めざせ家族団欒
私誘拐未遂事件からはや2年。私も多少動けるようになったし、言葉も話せるようになってきた。賢い早い等と言われているが、あの時レベル上げなきゃ死ぬじゃんっていうのと、この家族早く何とかしないと、とかなり深刻に感じたので、一般的な赤ちゃんの成長に合わせてられるか!と頑張った結果である。
ちなみに自分で自信を持って言うが、家族や使用人含め、みんな私に甘いので、食事はみんなで食べたいな、と言った私のわがままにより家族顔を合わせて食べるようになってから数日目、パパがおもむろに口にしたその言葉にユーリスが眉をひそめた。
「向こうから写真も届いたから見るだけでもみてみろ。」
「こんな僕に嫁ぎたいなんて子が居るはずないだろ。」
婚約者候補をどうするかとの話題である。
本人に意見を聞くところを見ると強制的ではないようだけど、そう言って自分の身体に目線を落とした兄。ママはこれについてどう思っているのか、と隣のママを見ると、何の話か分からなかったと思われたのか、お兄様のおよめさんの話よ、と柔らかく教えてくれたところで、さらに凍った空気を私が何とかしなくちゃ!とばっと両手を上げた。
「だめーーー!」
「「!?」」
「おにいさまとけっこんするのはわたしだもん!」
むっと頬を膨らませ、可愛い顔をつくってパパをみる。パパは何故かショックを受けたような顔をしているが、きっと私しか気づいてはいない。
「ふふ、ハルティナは本当にお兄様がだいすきね。」
「うん、だいすき!」
「ハルティナ…」
「んとね、パパがつかれたら、おにいさまがこうたいしなくちゃいけないでしょ?そしたらわたしがおにいさまをてつだうの!」
いまママと一生懸命勉強してるんだ、と誇らしげに伝えると、食べ終わった食器をメイドさんたちが微笑ましい顔をしてかたづけてくれて、先程凍った空気も何とか温まったようだ。
「ハルティナ。
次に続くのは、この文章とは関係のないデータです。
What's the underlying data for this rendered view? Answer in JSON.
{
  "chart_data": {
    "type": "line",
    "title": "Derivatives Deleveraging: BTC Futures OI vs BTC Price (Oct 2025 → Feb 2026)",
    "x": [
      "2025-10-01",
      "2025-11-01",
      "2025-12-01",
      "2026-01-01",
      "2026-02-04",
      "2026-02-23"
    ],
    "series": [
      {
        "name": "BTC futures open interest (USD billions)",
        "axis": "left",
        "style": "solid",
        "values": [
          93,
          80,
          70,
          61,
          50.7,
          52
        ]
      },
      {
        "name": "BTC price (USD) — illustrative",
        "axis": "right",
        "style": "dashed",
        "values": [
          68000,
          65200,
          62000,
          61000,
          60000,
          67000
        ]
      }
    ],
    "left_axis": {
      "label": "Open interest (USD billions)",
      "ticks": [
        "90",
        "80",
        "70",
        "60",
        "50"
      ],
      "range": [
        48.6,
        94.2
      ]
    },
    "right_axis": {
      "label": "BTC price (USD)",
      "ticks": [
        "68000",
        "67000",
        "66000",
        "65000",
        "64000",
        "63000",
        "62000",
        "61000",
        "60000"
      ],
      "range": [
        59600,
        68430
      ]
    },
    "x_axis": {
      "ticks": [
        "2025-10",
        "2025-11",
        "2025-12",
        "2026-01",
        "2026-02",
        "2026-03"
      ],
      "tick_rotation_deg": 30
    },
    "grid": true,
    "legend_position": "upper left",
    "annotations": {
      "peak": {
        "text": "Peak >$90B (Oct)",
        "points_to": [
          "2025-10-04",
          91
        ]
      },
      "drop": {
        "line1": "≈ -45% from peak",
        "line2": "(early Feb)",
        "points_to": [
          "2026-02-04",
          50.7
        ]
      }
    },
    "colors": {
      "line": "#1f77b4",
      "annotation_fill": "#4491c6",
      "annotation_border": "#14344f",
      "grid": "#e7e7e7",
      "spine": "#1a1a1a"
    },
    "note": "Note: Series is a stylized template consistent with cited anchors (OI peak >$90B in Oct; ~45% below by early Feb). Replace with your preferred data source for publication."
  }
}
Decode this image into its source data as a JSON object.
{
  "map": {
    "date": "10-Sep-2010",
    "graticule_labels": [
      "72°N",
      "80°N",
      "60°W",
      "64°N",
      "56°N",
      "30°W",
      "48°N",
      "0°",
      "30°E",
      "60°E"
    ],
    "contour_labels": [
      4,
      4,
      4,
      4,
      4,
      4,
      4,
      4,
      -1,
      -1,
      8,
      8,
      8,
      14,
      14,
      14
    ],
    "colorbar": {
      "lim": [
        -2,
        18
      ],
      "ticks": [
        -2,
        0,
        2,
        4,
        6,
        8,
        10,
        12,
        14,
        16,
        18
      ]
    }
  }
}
」
私専用に作られたのであろう快適な椅子の隣で、ユーリスがにっこりと両手を上げた。
その両手に捕まるように彼の腕の中におさまり抱っこされ、機嫌の良さそうなユーリスに身を預けた。
「グレン公爵、僕も婚約者はハルティナがいいです。」
「なっ!」
「婿養子として貰えれば問題ないでしょう。」
な、ハルティナ?といい笑顔の兄にうなづいておく。ユーリスはシスコンになりつつあるけど、歳を取れば落ち着くだろう。
それに、最近ユーリスが読み聞かせをしてくれる際、感じることがあるんだけど、この子多分すごく頭がいい。私がする質問にママよりスムーズに分かりやすく返してくれるのだ。暇な時間は本を読んでいたということから、知識が豊富にあるのだろう。
なので、将来ユーリスがこの家を継ぐ事にまったく異論はない。ただ、賢いせいでやらなくていい勉強をサボって、怠け者と思われているし、剣術体術もやればきっとできるんだろうけど、だからこそやるのがつまらないと思っていそうだ。
油断したら死ぬかもしれない世界である。強いに越したことはないんだけど、どうにかして兄をやる気にさせられないだろうか。
ちらりとパパを見るとなんだかしょんぼりしているように見えて、ハッと思いたつ。
シスコンを利用しようと。
「でもパパが1番すきだよ!」
「「!?」」
「1番つよいから!」
「いちばん…つよい…?」
私の観察眼によると、この屋敷で1番レベルが高いのは執事のカルロスなんだけど、ニコニコしてるから大丈夫だろう。
その次にレベルが高いのがパパで、持ってるスキルとかで強さも変わると思うけど、ユーリスよりは圧倒的に上であることは確実だし。
私が強い人が好きであるという概念をうえつけられたユーリスと、それをよしとしたパパによる、オレに勝てたら娘をやってもいいの戦いが幕を開けたのである。